I was reading John Mandrola's latest post, which is on trust in science and medical experts, see
He refers to falsification of evidence in clinical trials. I looked up the original paper:
and this mentions two of the new anti-coags, Apixaban (Eliquis) and Rivaroxaban (Xarelto).
With Rivaroxaban, the FDA inspections apparently uncovered evidence of various transgressions, such as “systemic discarding of medical records,” unauthorized unblinding, falsification, and “concerns regarding improprieties in randomization.”

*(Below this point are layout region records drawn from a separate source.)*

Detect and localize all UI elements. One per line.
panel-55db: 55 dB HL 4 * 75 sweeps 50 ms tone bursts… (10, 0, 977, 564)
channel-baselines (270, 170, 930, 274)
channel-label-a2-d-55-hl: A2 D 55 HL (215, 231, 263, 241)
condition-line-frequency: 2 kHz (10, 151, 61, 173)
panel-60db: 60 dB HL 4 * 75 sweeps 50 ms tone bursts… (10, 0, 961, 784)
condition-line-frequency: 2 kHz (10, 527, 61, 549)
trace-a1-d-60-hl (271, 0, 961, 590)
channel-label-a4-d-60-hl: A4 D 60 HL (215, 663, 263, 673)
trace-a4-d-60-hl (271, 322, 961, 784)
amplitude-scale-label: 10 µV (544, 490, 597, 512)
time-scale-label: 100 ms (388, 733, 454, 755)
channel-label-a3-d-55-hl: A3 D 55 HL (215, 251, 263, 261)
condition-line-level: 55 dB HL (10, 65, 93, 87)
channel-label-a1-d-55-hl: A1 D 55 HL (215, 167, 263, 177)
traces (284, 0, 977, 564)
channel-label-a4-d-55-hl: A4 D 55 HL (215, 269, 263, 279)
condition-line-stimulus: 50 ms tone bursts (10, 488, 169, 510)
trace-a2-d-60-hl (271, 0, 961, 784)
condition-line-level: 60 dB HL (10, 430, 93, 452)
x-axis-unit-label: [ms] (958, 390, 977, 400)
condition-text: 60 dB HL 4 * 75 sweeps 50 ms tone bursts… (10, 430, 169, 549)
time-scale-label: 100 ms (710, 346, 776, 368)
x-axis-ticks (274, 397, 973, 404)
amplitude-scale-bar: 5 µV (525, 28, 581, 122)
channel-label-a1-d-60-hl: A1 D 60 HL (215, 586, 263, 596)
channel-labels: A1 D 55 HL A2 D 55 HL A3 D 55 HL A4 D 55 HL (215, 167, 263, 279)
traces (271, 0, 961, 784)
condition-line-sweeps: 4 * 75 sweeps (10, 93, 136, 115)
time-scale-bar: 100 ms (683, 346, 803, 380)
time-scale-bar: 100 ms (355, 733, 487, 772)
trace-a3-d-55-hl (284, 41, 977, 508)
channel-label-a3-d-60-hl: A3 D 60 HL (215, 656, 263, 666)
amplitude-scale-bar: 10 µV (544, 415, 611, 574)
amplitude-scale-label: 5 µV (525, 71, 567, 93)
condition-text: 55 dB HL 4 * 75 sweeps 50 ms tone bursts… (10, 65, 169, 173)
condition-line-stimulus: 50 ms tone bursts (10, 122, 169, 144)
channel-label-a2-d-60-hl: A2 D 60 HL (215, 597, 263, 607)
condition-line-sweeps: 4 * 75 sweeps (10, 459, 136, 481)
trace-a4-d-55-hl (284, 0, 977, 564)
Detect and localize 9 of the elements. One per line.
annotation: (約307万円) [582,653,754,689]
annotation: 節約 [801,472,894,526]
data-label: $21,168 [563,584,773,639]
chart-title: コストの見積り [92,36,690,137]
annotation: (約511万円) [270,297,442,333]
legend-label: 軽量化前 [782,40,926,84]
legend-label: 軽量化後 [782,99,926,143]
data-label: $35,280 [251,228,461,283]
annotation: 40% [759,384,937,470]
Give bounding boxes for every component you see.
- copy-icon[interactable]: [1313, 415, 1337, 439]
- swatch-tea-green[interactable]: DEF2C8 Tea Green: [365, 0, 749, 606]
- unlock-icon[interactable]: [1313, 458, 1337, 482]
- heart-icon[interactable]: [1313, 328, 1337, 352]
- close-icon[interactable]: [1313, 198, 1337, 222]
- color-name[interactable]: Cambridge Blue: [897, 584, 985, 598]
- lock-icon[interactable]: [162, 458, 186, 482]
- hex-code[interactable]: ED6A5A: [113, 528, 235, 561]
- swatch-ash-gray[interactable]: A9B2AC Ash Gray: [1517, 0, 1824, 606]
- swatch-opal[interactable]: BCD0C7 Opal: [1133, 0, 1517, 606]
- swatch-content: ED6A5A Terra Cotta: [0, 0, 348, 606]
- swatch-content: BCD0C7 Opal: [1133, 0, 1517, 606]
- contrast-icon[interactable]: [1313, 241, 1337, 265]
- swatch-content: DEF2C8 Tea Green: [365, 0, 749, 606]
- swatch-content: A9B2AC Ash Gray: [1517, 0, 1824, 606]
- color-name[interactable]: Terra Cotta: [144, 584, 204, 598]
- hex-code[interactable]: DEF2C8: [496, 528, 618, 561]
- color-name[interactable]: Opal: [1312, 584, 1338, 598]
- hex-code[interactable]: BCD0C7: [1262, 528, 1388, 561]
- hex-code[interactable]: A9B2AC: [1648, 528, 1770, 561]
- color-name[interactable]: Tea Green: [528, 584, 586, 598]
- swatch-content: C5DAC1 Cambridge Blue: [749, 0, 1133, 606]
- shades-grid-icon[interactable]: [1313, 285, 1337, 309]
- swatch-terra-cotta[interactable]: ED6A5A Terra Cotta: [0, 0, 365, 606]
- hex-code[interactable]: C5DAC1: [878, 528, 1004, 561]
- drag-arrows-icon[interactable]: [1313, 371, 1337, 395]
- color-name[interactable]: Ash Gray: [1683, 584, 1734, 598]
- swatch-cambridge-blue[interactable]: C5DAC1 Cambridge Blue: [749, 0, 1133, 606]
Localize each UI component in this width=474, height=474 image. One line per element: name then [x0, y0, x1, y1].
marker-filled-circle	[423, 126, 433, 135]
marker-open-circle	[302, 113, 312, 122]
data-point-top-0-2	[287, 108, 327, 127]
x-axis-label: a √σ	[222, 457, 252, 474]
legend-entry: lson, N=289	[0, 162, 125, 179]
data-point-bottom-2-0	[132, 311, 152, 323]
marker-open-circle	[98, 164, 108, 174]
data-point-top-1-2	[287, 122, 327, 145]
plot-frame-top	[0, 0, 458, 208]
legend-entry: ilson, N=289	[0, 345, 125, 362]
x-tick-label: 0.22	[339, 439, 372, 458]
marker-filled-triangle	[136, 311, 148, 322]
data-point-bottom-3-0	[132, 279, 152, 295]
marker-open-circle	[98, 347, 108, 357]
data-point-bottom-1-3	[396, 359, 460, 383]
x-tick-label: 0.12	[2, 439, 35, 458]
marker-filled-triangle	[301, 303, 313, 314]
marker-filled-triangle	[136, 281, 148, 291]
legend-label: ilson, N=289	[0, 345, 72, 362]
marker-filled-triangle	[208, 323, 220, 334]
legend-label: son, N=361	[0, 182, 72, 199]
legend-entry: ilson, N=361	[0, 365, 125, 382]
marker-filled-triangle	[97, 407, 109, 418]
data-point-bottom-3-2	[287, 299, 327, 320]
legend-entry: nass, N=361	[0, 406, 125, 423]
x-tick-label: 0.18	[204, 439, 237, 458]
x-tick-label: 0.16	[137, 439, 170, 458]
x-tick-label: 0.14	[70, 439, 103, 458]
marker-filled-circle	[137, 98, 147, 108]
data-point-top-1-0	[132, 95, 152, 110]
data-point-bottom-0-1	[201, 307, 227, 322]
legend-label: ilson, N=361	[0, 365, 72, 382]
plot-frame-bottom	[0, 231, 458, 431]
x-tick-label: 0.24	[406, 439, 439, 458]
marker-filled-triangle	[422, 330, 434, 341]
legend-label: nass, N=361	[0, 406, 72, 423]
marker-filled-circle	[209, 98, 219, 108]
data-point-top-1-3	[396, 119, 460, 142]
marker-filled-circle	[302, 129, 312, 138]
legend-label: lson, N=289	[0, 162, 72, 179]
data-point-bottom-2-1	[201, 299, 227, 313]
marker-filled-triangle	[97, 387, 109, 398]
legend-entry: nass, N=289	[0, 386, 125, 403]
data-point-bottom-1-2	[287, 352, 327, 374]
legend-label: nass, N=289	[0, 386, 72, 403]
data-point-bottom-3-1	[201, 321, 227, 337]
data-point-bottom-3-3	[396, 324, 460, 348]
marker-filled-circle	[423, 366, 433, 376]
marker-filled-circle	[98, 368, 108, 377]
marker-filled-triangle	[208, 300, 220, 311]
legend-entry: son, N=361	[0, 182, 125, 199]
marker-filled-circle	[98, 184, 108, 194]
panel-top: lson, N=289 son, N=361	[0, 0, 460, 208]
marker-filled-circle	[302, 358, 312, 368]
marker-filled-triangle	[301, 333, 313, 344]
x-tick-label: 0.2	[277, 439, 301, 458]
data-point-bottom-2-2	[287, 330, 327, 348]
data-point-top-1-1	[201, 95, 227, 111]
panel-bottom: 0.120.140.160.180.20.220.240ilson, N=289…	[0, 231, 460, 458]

With Apixaban it was found that a clinical site in China taking part in a large trial of the drug had apparently altered patient records. If data from the patients at that site was excluded, the claim of a statistically significant mortality benefit disappeared. For this reason, among others, the FDA wrestled with whether it was appropriate to allow the manufacturer to claim a mortality benefit. None of this discussion appears in the literature. The claim for the mortality benefit, which has appeared in the literature since 2011 consistently relies on the full data set, including data from the site at which the research misconduct allegedly occurred.
There's so much money to be made out of new drugs, particularly the NOACs which people tend to remain on for life, I do wonder whether there isn't a requirement for more independent trials.
I'm not sure it would necessarily change the recommendations, but I'd like to know whether NICE were aware of this evidence before they made their recommendations on the NOACs. Perhaps this is something the AFA can investigate. We have to have confidence that the drugs regime operates in our favour, not that of Big Pharma.